Com a rapidez própria da luz de raios, a notícia envolvendo esse leão passou a se multiplicar a cada hora. Ouvimos depoimentos comoventes a respeito do simpático Cecil; uma sociedade protetora de animais pediu a cabeça do dentista-caçador (“Ele merece a forca!”); crianças deram entrevistas, derramando lágrimas diante de fotos do leão já famoso em vida.
Dentre as muitas lições que esse fato nos traz, chamo a atenção para duas: podemos ter esperança no ser humano, pois é capaz de comover-se, de indignar-se (mesmo que só virtualmente) e de lamentar uma crueldade irracional (a crueldade é sempre irracional). Há poucas semanas o mundo tomou conhecimento da encíclica “Laudato si´”, do Papa Francisco, sobre “o cuidado da casa comum”. Oportunamente, o Papa lembrou que estamos provocando um mal imenso em nossa “irmã terra”, fruto “do uso irresponsável e do abuso dos bens que Deus nela colocou”. Não somos proprietários e dominadores da terra, autorizados a saqueá-la. Somos chamados, sim, a nos aproximar da natureza e do meio ambiente com admiração e encanto. Afinal, tudo o que existe saiu das mãos do Criador.
Uma segunda lição que aprendemos com o destino do leão Cecil: a força dos meios de comunicação e, particularmente, do mundo digital. Quem, ao ler este meu texto, não tem, diante de si, a imagem do Cecil? Quem não se surpreendeu com o número de assinaturas que rapidamente se multiplicaram nas manifestações escritas, pedindo que o caçador fosse julgado em Zimbábue?

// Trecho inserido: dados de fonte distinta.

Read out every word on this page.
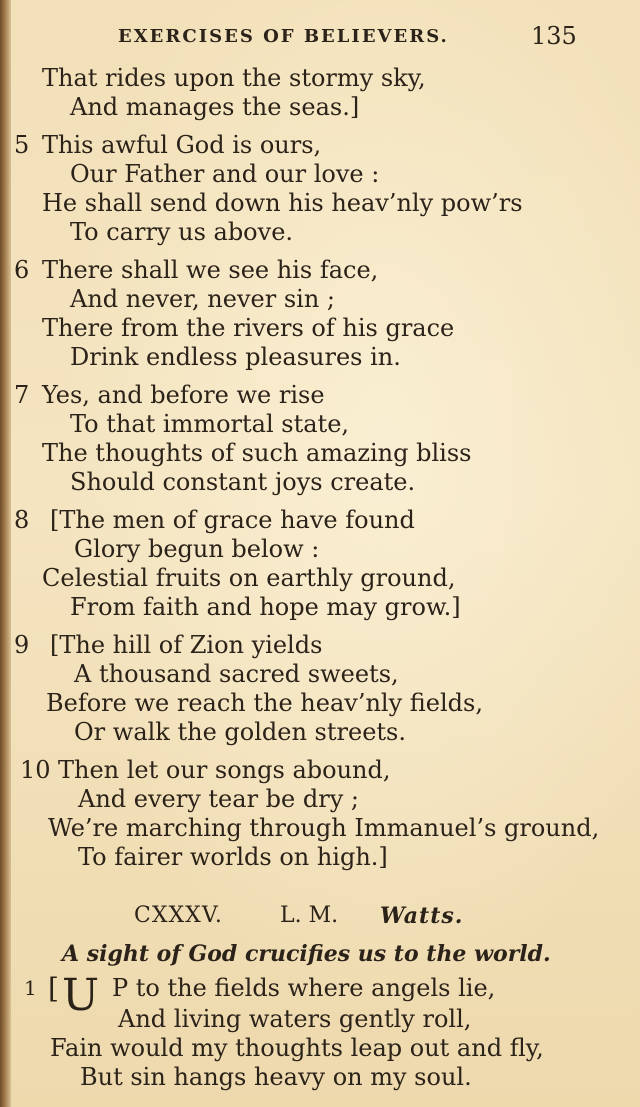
EXERCISES OF BELIEVERS.	135
That rides upon the stormy sky,
And manages the seas.]
5 This awful God is ours,
Our Father and our love :
He shall send down his heav’nly pow’rs
To carry us above.
6 There shall we see his face,
And never, never sin ;
There from the rivers of his grace
Drink endless pleasures in.
7 Yes, and before we rise
To that immortal state,
The thoughts of such amazing bliss
Should constant joys create.
8 [The men of grace have found
Glory begun below :
Celestial fruits on earthly ground,
From faith and hope may grow.]
9 [The hill of Zion yields
A thousand sacred sweets,
Before we reach the heav’nly fields,
Or walk the golden streets.
10 Then let our songs abound,
And every tear be dry ;
We’re marching through Immanuel’s ground,
To fairer worlds on high.]
CXXXV.	L. M. Watts.
A sight of God crucifies us to the world.
1 [ U P to the fields where angels lie,
And living waters gently roll,
Fain would my thoughts leap out and fly,
But sin hangs heavy on my soul.
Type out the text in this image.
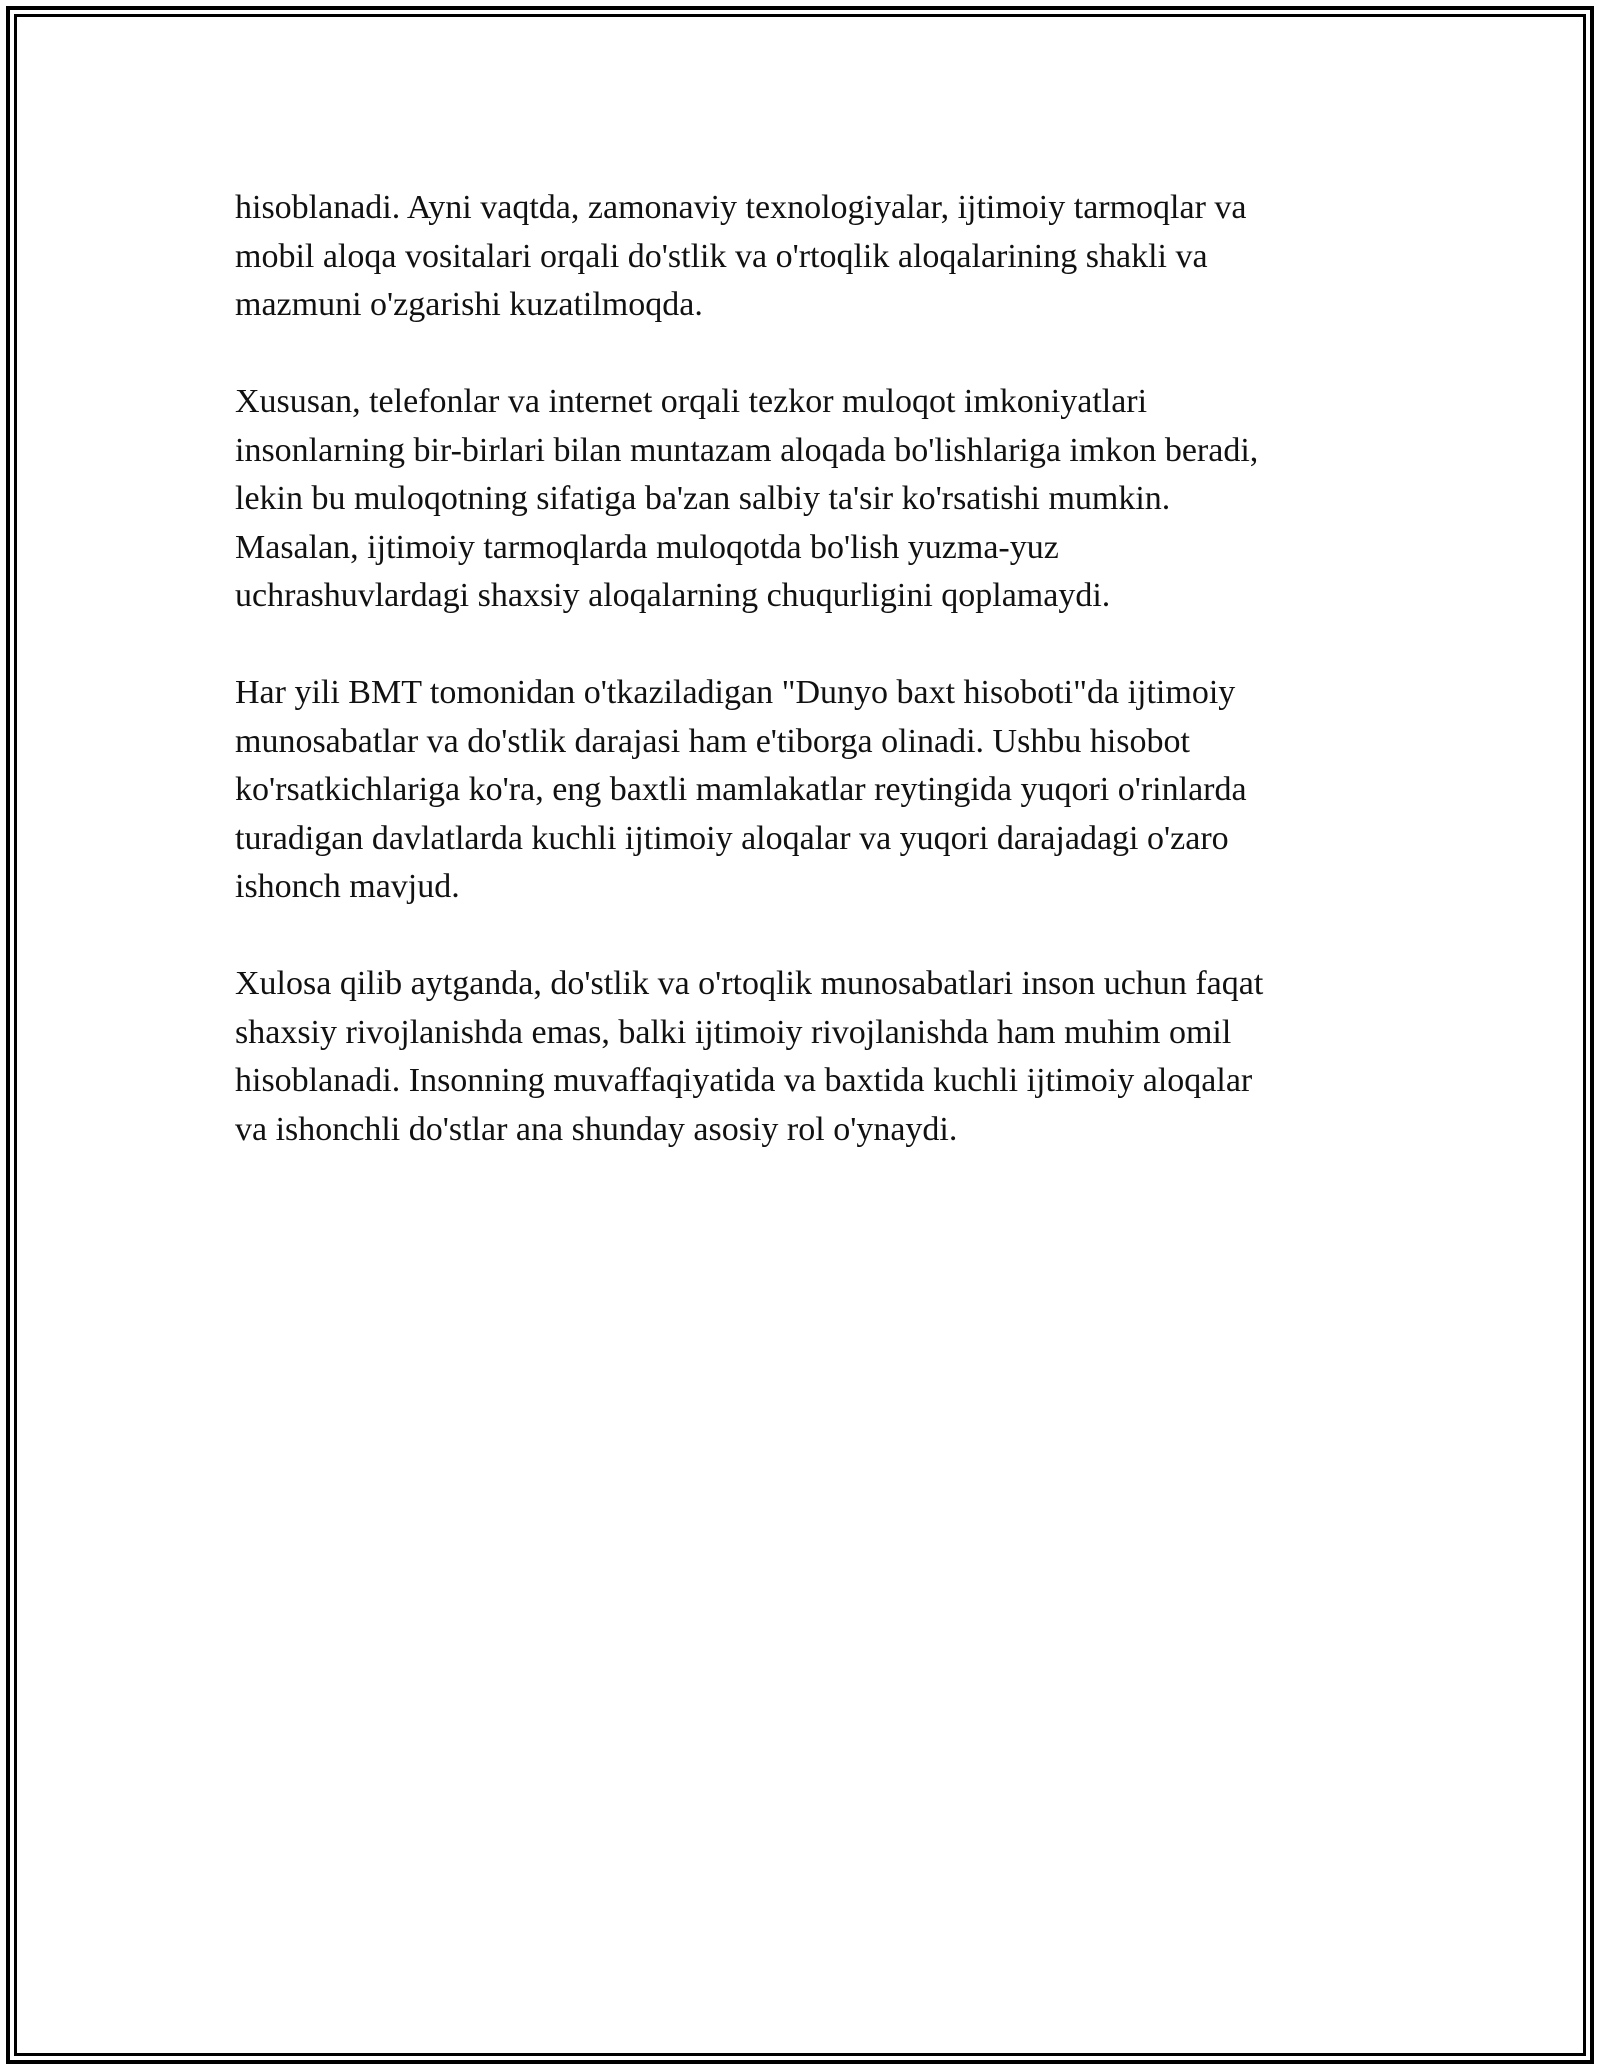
hisoblanadi. Ayni vaqtda, zamonaviy texnologiyalar, ijtimoiy tarmoqlar va
mobil aloqa vositalari orqali do'stlik va o'rtoqlik aloqalarining shakli va
mazmuni o'zgarishi kuzatilmoqda.

Xususan, telefonlar va internet orqali tezkor muloqot imkoniyatlari
insonlarning bir-birlari bilan muntazam aloqada bo'lishlariga imkon beradi,
lekin bu muloqotning sifatiga ba'zan salbiy ta'sir ko'rsatishi mumkin.
Masalan, ijtimoiy tarmoqlarda muloqotda bo'lish yuzma-yuz
uchrashuvlardagi shaxsiy aloqalarning chuqurligini qoplamaydi.

Har yili BMT tomonidan o'tkaziladigan "Dunyo baxt hisoboti"da ijtimoiy
munosabatlar va do'stlik darajasi ham e'tiborga olinadi. Ushbu hisobot
ko'rsatkichlariga ko'ra, eng baxtli mamlakatlar reytingida yuqori o'rinlarda
turadigan davlatlarda kuchli ijtimoiy aloqalar va yuqori darajadagi o'zaro
ishonch mavjud.

Xulosa qilib aytganda, do'stlik va o'rtoqlik munosabatlari inson uchun faqat
shaxsiy rivojlanishda emas, balki ijtimoiy rivojlanishda ham muhim omil
hisoblanadi. Insonning muvaffaqiyatida va baxtida kuchli ijtimoiy aloqalar
va ishonchli do'stlar ana shunday asosiy rol o'ynaydi.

Esses acontecimentos serviram, também, para que se tomasse conhecimento de outras barbáries envolvendo animais: caçadores, com as devidas licenças, matam, anualmente, 600 leões africanos; poucos meses atrás, o presidente de Zimbábue – Robert Mugabe -, de 91 anos e no seu sétimo mandato, ofereceu um banquete em que não faltou carne de leão e de elefante. Quem sabe, a morte de Cecil poderá servir para que se fortaleçam iniciativas para proteger especialmente os animais ameaçados de extinção.

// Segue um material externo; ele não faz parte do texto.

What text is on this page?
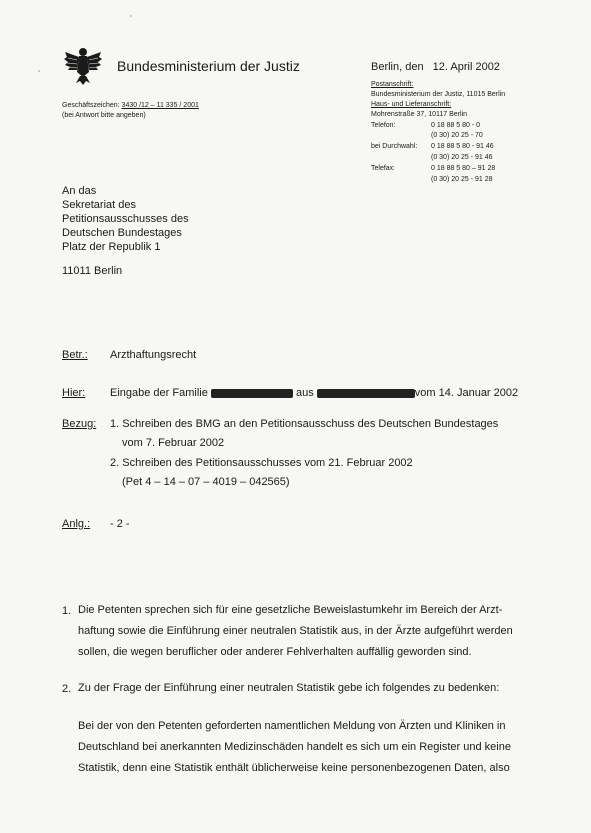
Bundesministerium der Justiz
Geschäftszeichen: 3430 /12 – 11 335 / 2001
(bei Antwort bitte angeben)
Berlin, den 12. April 2002
Postanschrift:
Bundesministerium der Justiz, 11015 Berlin
Haus- und Lieferanschrift:
Mohrenstraße 37, 10117 Berlin
Telefon:	0 18 88 5 80 - 0
(0 30) 20 25 - 70
bei Durchwahl: 0 18 88 5 80 - 91 46
(0 30) 20 25 - 91 46
Telefax:	0 18 88 5 80 – 91 28
(0 30) 20 25 - 91 28
An das
Sekretariat des
Petitionsausschusses des
Deutschen Bundestages
Platz der Republik 1
11011 Berlin
Betr.: Arzthaftungsrecht
Hier: Eingabe der Familie	aus	vom 14. Januar 2002
Bezug: 1. Schreiben des BMG an den Petitionsausschuss des Deutschen Bundestages
vom 7. Februar 2002
2. Schreiben des Petitionsausschusses vom 21. Februar 2002
(Pet 4 – 14 – 07 – 4019 – 042565)
Anlg.: - 2 -
1. Die Petenten sprechen sich für eine gesetzliche Beweislastumkehr im Bereich der Arzthaftung sowie die Einführung einer neutralen Statistik aus, in der Ärzte aufgeführt werden sollen, die wegen beruflicher oder anderer Fehlverhalten auffällig geworden sind.
2. Zu der Frage der Einführung einer neutralen Statistik gebe ich folgendes zu bedenken:
Bei der von den Petenten geforderten namentlichen Meldung von Ärzten und Kliniken in Deutschland bei anerkannten Medizinschäden handelt es sich um ein Register und keine Statistik, denn eine Statistik enthält üblicherweise keine personenbezogenen Daten, also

Espero, contudo, muito mais desse acontecimento. Espero que cresçam a sensibilidade e o respeito à vida de pessoas inocentes que morrem diariamente perto de nós; que se manifeste a indignação de todos pela contínua morte de cristãos na Nigéria, tendo como agentes membros do grupo Boko Aram, dominado pela determinação de matar quem segue Jesus Cristo. Espero que se multipliquem protestos contra os sacrifícios humanos que ocorrem em Uganda, envolvendo normalmente crianças – sacrifícios que, segundo uma ONG inglesa, chegaram perto de mil nos últimos anos. Espero que se multipliquem protestos em favor das crianças a quem não é dado o direito de nascer, como se elas fossem propriedade das mães e não seres a quem, em primeiro lugar, deve ser aplicado o artigo III da “Declaração Universal dos Direitos Humanos”: “Todo ser humano tem direito à vida…”
Espero, enfim, que a barbárie perpetrada contra Cecil não tenha sido em vão; que inspire medidas de proteção dos outros leões e, particularmente, dos seres humanos.